Monday, October 25, 2010

In the beginning was the story

Three cool Septembers ago I leaned in close as a man who had been prophesied told his story. I leaned in for a kiss, but I got his story. And the story lit a fire in me. Kisses came and went. The story endured.

I put fingers to keys and thought, maybe this is it, maybe this is the story, maybe this is how I can tell my story without telling it. I’ll show it through the eyes of the man. And then no one will know it’s actually my story. That’s how it works, right?

I have always written. Poems, short stories, boxes of chapters from never finished novels. I’ve even had a little publishing success – some poems in Poetry Toronto, an inclusion in bill bissett’s, end of the world speshul, a short story in Cross Canada Writers’ Quarterly, but for two decades I hadn’t even attempted to present my work to the world. I’d lost my voice.  Or at least set it to the side.

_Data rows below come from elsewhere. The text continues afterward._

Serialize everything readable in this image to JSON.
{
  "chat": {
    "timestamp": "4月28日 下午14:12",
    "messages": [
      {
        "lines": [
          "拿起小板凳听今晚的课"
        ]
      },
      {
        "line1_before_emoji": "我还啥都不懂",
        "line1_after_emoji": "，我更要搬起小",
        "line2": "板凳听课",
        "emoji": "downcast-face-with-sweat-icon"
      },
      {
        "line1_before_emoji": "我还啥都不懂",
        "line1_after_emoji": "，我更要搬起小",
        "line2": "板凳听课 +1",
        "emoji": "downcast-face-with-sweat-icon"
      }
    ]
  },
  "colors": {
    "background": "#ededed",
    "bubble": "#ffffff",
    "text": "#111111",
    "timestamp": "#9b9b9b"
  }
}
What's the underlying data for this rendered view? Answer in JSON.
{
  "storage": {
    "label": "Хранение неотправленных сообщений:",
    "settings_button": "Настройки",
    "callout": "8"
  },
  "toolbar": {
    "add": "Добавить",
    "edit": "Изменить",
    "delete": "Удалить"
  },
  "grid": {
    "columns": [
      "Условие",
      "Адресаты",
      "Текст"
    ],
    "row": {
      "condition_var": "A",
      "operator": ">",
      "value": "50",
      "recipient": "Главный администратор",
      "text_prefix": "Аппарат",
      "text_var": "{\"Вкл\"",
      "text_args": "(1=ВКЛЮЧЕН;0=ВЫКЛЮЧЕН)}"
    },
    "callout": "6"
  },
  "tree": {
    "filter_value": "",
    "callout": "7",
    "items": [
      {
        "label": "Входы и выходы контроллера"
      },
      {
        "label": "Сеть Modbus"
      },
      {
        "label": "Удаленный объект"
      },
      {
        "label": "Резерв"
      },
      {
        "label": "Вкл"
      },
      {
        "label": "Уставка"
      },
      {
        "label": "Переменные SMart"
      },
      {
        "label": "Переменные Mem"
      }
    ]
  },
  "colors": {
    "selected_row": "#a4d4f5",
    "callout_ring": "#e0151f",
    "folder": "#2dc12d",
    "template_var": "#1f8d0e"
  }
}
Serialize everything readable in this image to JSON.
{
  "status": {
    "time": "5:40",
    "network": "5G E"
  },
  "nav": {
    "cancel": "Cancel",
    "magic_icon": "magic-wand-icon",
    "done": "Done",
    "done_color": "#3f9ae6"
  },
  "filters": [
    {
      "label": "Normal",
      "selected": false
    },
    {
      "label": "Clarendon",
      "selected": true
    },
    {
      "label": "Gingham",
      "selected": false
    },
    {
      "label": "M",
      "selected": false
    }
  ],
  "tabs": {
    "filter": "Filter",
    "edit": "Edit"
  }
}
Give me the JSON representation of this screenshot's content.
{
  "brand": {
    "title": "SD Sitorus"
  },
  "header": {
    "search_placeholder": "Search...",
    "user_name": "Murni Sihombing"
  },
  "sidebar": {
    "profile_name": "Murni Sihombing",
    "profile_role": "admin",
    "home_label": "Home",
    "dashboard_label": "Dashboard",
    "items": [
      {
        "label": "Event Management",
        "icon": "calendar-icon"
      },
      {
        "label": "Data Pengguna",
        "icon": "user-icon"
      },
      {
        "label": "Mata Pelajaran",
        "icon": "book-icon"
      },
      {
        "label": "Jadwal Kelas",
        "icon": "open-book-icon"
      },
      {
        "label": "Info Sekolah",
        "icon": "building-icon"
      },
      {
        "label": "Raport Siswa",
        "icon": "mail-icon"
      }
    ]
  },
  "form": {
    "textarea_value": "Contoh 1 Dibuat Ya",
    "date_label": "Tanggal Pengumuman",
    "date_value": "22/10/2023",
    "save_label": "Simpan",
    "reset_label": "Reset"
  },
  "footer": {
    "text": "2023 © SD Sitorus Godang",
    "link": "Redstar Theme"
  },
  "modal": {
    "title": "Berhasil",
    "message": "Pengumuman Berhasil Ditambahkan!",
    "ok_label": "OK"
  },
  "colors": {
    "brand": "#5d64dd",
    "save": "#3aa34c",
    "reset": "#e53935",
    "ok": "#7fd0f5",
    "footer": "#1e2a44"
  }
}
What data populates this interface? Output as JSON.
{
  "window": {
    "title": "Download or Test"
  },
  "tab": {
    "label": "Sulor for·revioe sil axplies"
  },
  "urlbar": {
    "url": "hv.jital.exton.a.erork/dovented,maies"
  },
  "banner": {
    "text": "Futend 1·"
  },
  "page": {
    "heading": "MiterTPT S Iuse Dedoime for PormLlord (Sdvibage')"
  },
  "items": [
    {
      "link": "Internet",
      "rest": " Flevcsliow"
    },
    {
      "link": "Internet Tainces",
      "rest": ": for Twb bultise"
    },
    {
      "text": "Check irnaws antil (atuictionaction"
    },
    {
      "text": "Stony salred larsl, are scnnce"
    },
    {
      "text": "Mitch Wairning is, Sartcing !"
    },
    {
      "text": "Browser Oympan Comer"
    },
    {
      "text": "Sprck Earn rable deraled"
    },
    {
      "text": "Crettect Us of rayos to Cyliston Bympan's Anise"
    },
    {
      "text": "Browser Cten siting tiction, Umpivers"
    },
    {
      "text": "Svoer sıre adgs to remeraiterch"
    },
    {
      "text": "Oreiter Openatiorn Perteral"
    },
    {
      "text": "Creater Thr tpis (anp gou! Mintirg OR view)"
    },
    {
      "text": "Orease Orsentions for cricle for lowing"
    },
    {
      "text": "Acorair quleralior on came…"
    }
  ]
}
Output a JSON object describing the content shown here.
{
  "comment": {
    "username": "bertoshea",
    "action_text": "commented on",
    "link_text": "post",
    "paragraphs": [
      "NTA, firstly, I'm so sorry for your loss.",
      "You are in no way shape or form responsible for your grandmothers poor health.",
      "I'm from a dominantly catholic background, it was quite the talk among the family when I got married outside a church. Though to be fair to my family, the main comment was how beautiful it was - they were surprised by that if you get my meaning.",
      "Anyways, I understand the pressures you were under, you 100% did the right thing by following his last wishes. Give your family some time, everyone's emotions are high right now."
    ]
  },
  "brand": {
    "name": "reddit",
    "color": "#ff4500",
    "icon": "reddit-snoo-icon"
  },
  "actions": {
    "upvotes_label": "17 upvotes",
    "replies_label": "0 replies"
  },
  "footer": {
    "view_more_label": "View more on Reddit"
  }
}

This story fired up all that had lay smoldering for years. So, I began by writing a poem:

She was
barely a handful,
silent,
her tiny heart
the whisper
of hummingbird wings

He longed for her voice, her weight,
her presence,
finally

He waited
with her and
for her,
attending with delicate precision,
her care,
his daughter, Brigitte

Now, his heart wraps around her
like the chords of a melody
he longs to sing,
even now,
so that he could bring her home


She was a four-pound premature baby that the mother instantly discarded, only to come around two years later and snap the child away from him, under the pretence of shared parenting, only to slowly poison the child against the father. At the time we met, he hadn’t seen his daughter in three years.  To me, that was a story worth the telling. How, was another matter. A novel. Yes. I had the storyline, the main character, the evil wife and the objective.  Should be a cinch. It was so romantic. A noble father who wanted to care for his child. It was a novel idea for a novel. The last book I read where a father cared about his child was David Gilmour’s, A Perfect Night to go to China. Oh, and Nino Ricci’s, Origin of Species. Now both of the heroes in these stories weren’t exactly model fathers. And I knew that I couldn’t make my protagonist a saint, either. But he would show a face that was noble and heart-full, if somewhat naive.  

               

1 comment:

  1. Yahoo! What a plunge into the blogging pool!